Os agregadores de ponte fornecem uma variedade de opções para transferir ativos entre blockchains, mas gerenciar múltiplas carteiras pode introduzir riscos de segurança e desafios de usabilidade. Para agilizar sua experiência, considere usar exchanges descentralizadas (DEXs) como Binance e BingX. Estas plataformas oferecem uma solução mais simples, permitindo negociações diretas de ativos sem as complexidades de fazer pontes ou lidar com múltiplas carteiras.
Bottomline
Quando seu objetivo é fazer a ponte entre o Polygon e o Arbitrum, o processo pode ser simples com a orientação certa. No entanto, o método que você escolhe depende, em última análise, do que é mais importante para você. Antes de explorar o processo de ponte, reserve um momento para considerar suas prioridades — sejam elas segurança, custo, eficiência ou simplicidade. Cada método oferece seus próprios pontos fortes, portanto, compreender suas necessidades o ajudará a selecionar a melhor abordagem para uma transferência tranquila e bem-sucedida.
Perguntas Frequentes
1. Quais são os riscos associados aos tokens empacotados ao fazer a ponte do Polygon para o Arbitrum?

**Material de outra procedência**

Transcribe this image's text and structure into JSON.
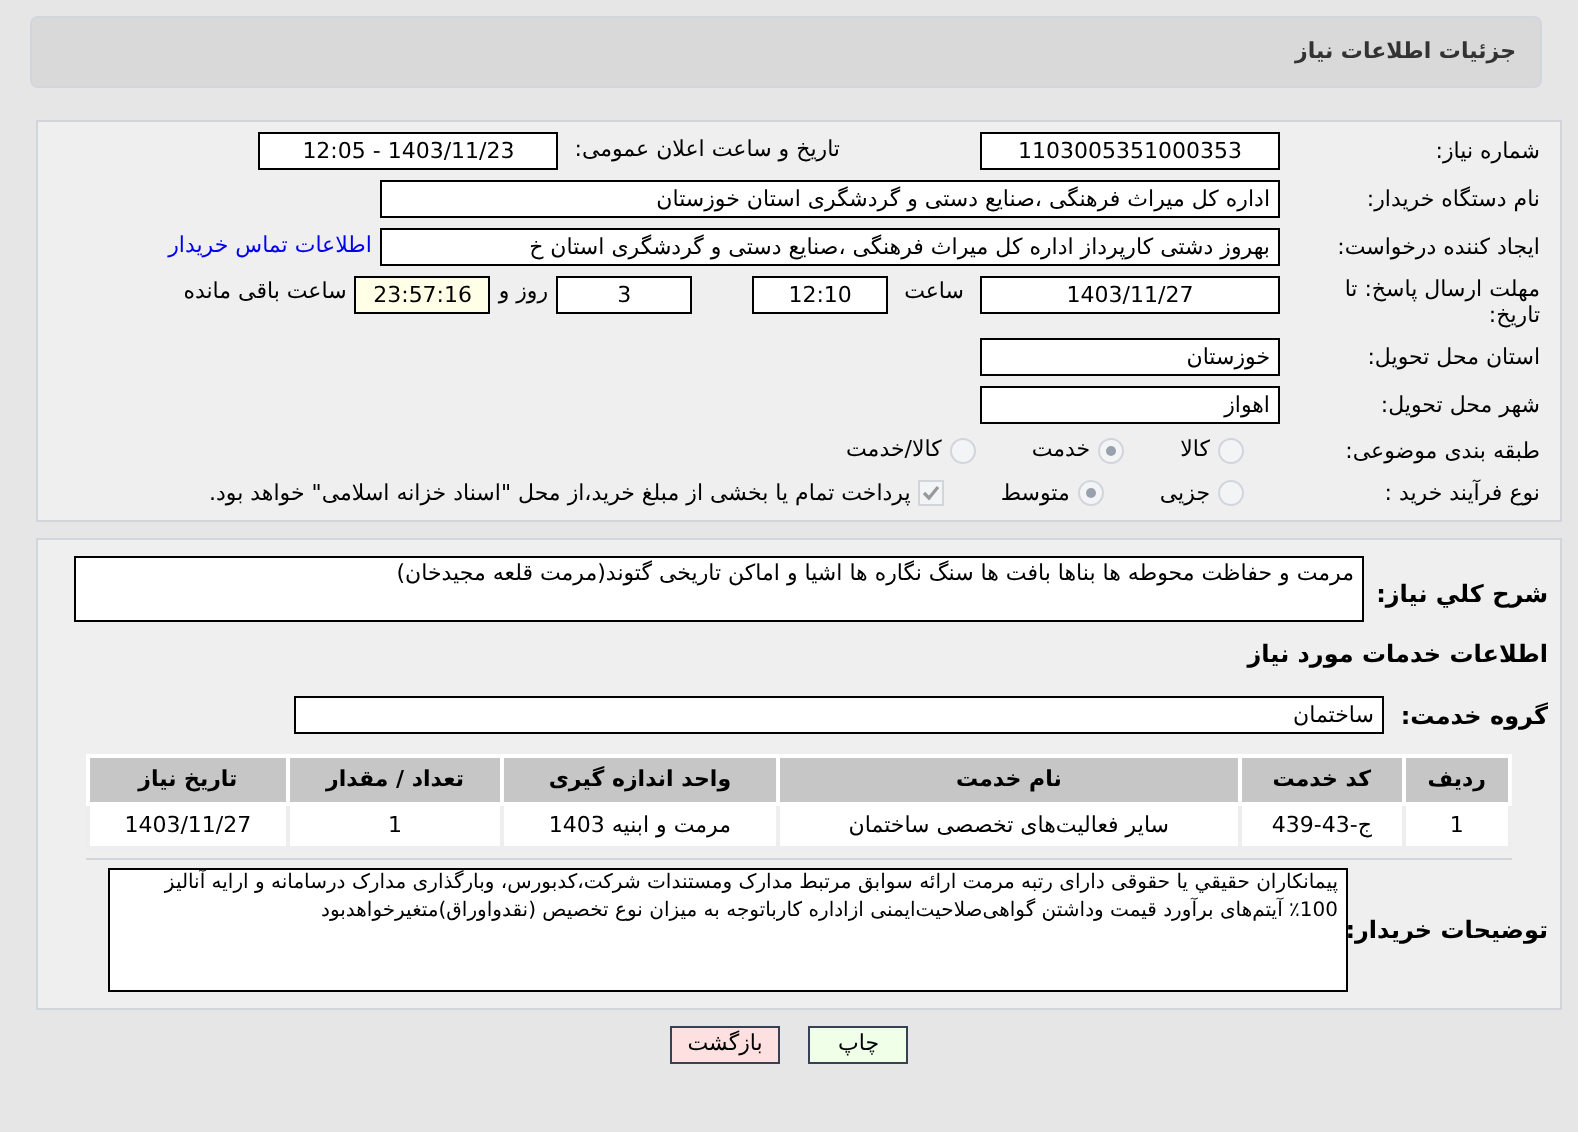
{
  "header": {
    "title": "جزئیات اطلاعات نیاز"
  },
  "need_number": {
    "label": "شماره نیاز:",
    "value": "1103005351000353"
  },
  "announce": {
    "label": "تاریخ و ساعت اعلان عمومی:",
    "value": "1403/11/23 - 12:05"
  },
  "buyer": {
    "label": "نام دستگاه خریدار:",
    "value": "اداره کل میراث فرهنگی ،صنایع دستی و گردشگری استان خوزستان"
  },
  "creator": {
    "label": "ایجاد کننده درخواست:",
    "value": "بهروز دشتی کارپرداز اداره کل میراث فرهنگی ،صنایع دستی و گردشگری استان خ",
    "link": "اطلاعات تماس خریدار"
  },
  "deadline": {
    "label": "مهلت ارسال پاسخ: تا تاریخ:",
    "date": "1403/11/27",
    "time_label": "ساعت",
    "time": "12:10",
    "days": "3",
    "days_label": "روز و",
    "remaining": "23:57:16",
    "remaining_label": "ساعت باقی مانده"
  },
  "province": {
    "label": "استان محل تحویل:",
    "value": "خوزستان"
  },
  "city": {
    "label": "شهر محل تحویل:",
    "value": "اهواز"
  },
  "category": {
    "label": "طبقه بندی موضوعی:",
    "options": [
      {
        "label": "کالا",
        "selected": false
      },
      {
        "label": "خدمت",
        "selected": true
      },
      {
        "label": "کالا/خدمت",
        "selected": false
      }
    ]
  },
  "purchase_type": {
    "label": "نوع فرآیند خرید :",
    "options": [
      {
        "label": "جزیی",
        "selected": false
      },
      {
        "label": "متوسط",
        "selected": true
      }
    ],
    "payment": {
      "checked": true,
      "label": "پرداخت تمام یا بخشی از مبلغ خرید،از محل \"اسناد خزانه اسلامی\" خواهد بود."
    }
  },
  "description": {
    "label": "شرح کلي نياز:",
    "value": "مرمت و حفاظت محوطه ها بناها بافت ها سنگ نگاره ها اشیا و اماکن تاریخی گتوند(مرمت قلعه مجیدخان)"
  },
  "services_title": "اطلاعات خدمات مورد نياز",
  "service_group": {
    "label": "گروه خدمت:",
    "value": "ساختمان"
  },
  "table": {
    "columns": [
      "ردیف",
      "کد خدمت",
      "نام خدمت",
      "واحد اندازه گیری",
      "تعداد / مقدار",
      "تاریخ نیاز"
    ],
    "rows": [
      [
        "1",
        "ج-43-439",
        "سایر فعالیت‌های تخصصی ساختمان",
        "مرمت و ابنیه 1403",
        "1",
        "1403/11/27"
      ]
    ]
  },
  "buyer_notes": {
    "label": "توضیحات خریدار:",
    "value": "پیمانکاران حقیقي یا حقوقی دارای رتبه مرمت ارائه سوابق مرتبط مدارک ومستندات شرکت،کدبورس، وبارگذاری مدارک درسامانه و ارایه آنالیز 100٪ آیتم‌های برآورد قیمت وداشتن گواهی‌صلاحیت‌ایمنی ازاداره کاربا‌توجه به میزان نوع تخصیص (نقدواوراق)متغیرخواهدبود"
  },
  "buttons": [
    {
      "kind": "print",
      "label": "چاپ"
    },
    {
      "kind": "back",
      "label": "بازگشت"
    }
  ]
}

Ao fazer a ponte entre ativos, você geralmente recebe versões empacotadas de tokens na cadeia de destino. Esses tokens embalados apresentam certos riscos:
- Riscos de contratos inteligentes: Os contratos que regem os tokens empacotados podem ter vulnerabilidades.

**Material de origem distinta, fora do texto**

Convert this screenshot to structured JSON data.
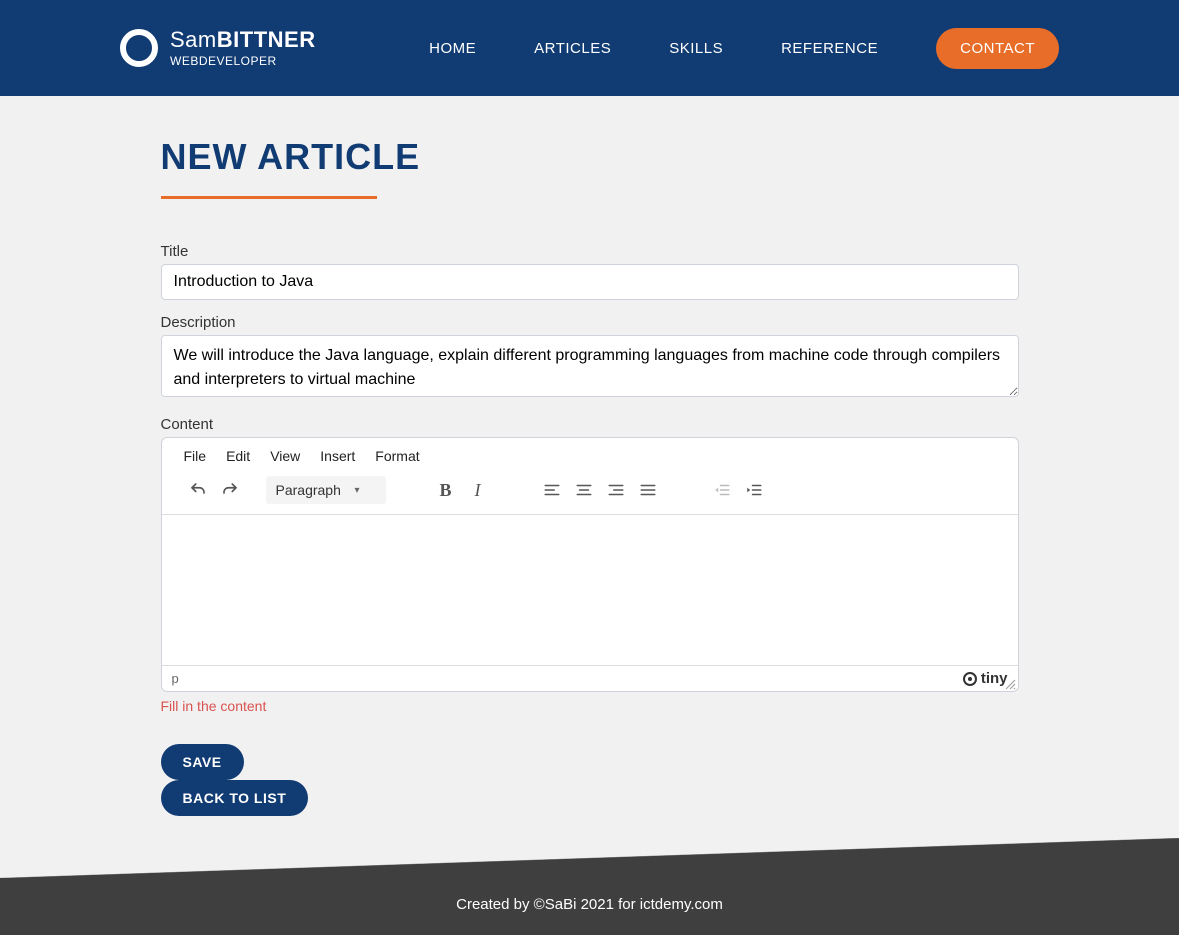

- Riscos de Centralização: Alguns tokens empacotados dependem de custodiantes centralizados.
- Risco de Depeg: Os tokens empacotados podem perder sua indexação 1:1 com o ativo original.
- Risco de liquidez: Pode haver liquidez limitada para certos tokens embalados na cadeia de destino.

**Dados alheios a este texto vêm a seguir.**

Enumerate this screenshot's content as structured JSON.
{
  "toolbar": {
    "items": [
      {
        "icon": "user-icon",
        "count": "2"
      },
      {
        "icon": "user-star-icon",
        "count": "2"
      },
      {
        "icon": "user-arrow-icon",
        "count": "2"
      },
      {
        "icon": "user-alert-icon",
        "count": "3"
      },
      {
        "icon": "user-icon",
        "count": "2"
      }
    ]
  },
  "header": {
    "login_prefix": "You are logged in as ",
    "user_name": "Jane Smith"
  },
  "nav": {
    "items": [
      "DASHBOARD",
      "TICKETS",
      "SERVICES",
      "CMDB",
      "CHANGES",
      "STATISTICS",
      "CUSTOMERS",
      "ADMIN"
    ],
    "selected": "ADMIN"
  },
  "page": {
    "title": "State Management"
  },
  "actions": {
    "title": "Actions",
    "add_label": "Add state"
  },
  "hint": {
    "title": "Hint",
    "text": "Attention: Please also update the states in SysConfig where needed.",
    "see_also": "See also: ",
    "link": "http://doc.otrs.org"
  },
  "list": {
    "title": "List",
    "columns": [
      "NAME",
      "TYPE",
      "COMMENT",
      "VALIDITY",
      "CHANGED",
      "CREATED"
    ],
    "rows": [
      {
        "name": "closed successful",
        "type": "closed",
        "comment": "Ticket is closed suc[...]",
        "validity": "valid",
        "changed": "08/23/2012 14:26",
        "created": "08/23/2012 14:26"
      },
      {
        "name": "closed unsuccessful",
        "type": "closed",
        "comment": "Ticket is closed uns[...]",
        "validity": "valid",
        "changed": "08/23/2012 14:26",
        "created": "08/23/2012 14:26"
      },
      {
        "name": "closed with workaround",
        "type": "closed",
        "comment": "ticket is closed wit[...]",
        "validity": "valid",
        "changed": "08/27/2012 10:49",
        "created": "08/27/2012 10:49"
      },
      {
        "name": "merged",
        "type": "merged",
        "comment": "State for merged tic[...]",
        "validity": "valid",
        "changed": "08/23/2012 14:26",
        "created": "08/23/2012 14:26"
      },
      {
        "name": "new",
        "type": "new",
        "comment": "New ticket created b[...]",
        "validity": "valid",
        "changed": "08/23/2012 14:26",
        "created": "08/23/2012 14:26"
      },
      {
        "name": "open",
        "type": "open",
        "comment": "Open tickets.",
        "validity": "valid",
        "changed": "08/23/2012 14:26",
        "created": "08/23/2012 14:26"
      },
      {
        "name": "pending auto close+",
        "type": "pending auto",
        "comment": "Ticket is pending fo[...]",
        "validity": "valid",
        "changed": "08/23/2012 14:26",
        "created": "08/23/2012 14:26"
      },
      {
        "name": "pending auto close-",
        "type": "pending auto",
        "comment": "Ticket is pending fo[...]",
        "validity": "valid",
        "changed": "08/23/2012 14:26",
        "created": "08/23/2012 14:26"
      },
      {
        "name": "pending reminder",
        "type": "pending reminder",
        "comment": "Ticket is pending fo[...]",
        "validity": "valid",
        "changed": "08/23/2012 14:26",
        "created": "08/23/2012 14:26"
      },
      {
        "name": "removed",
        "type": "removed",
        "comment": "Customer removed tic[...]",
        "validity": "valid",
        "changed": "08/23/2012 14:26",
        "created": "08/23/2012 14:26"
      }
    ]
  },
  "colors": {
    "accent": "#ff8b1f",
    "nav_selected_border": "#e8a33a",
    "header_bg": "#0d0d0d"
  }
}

2. Quais são as melhores práticas para proteger ativos durante o processo de transição do Polygon para o Arbitrum?
Para aumentar a segurança ao fazer a ponte de ativos:
- Use carteiras de hardware quando possível para endereços de origem e destino.
- Verifique todos os endereços e detalhes da transação antes de confirmar.
- Comece com uma pequena transação de teste antes de movimentar grandes quantias.
- Tenha cuidado com tentativas de phishing e use apenas interfaces de ponte oficiais.
- Considere o uso de carteiras com múltiplas assinaturas para grandes transferências.
- Monitore o status da transação da ponte e esteja preparado para possíveis atrasos.
- Mantenha registros de todas as transações intermediárias para fins de segurança e impostos.
- Mantenha-se informado sobre as práticas de segurança mais recentes e possíveis vulnerabilidades em protocolos de ponte.
3. Existem riscos potenciais associados ao uso de pontes entre cadeias ou agregadores de pontes?
Embora as pontes entre cadeias ofereçam conveniência, elas também apresentam certos riscos:
- Vulnerabilidades de contratos inteligentes: As pontes dependem de contratos inteligentes, que podem ser suscetíveis a vulnerabilidades e ataques.
- Derrapagem de preços: O preço do token que você está conectando pode flutuar durante a transação, afetando potencialmente o valor que você recebe na cadeia de destino.
- Riscos de terceiros: A utilização de um agregador-ponte introduz um intermediário adicional, o que poderia aumentar potencialmente o risco de fraude ou perda de fundos.
4. Que fatores devo considerar ao escolher uma ponte ou agregador de cadeia cruzada?
Ao selecionar uma ponte ou agregador, considere os seguintes fatores:
- Segurança: Priorize pontes com um forte histórico de segurança e contratos inteligentes auditados.
- Custos: Compare as taxas cobradas por diferentes pontes para encontrar a opção mais econômica.
- Velocidade: Considere o tempo estimado para o processo de ponte e o impacto potencial do congestionamento da rede.
- Reputação: Escolha pontes ou agregadores com boa reputação e avaliações positivas dos usuários.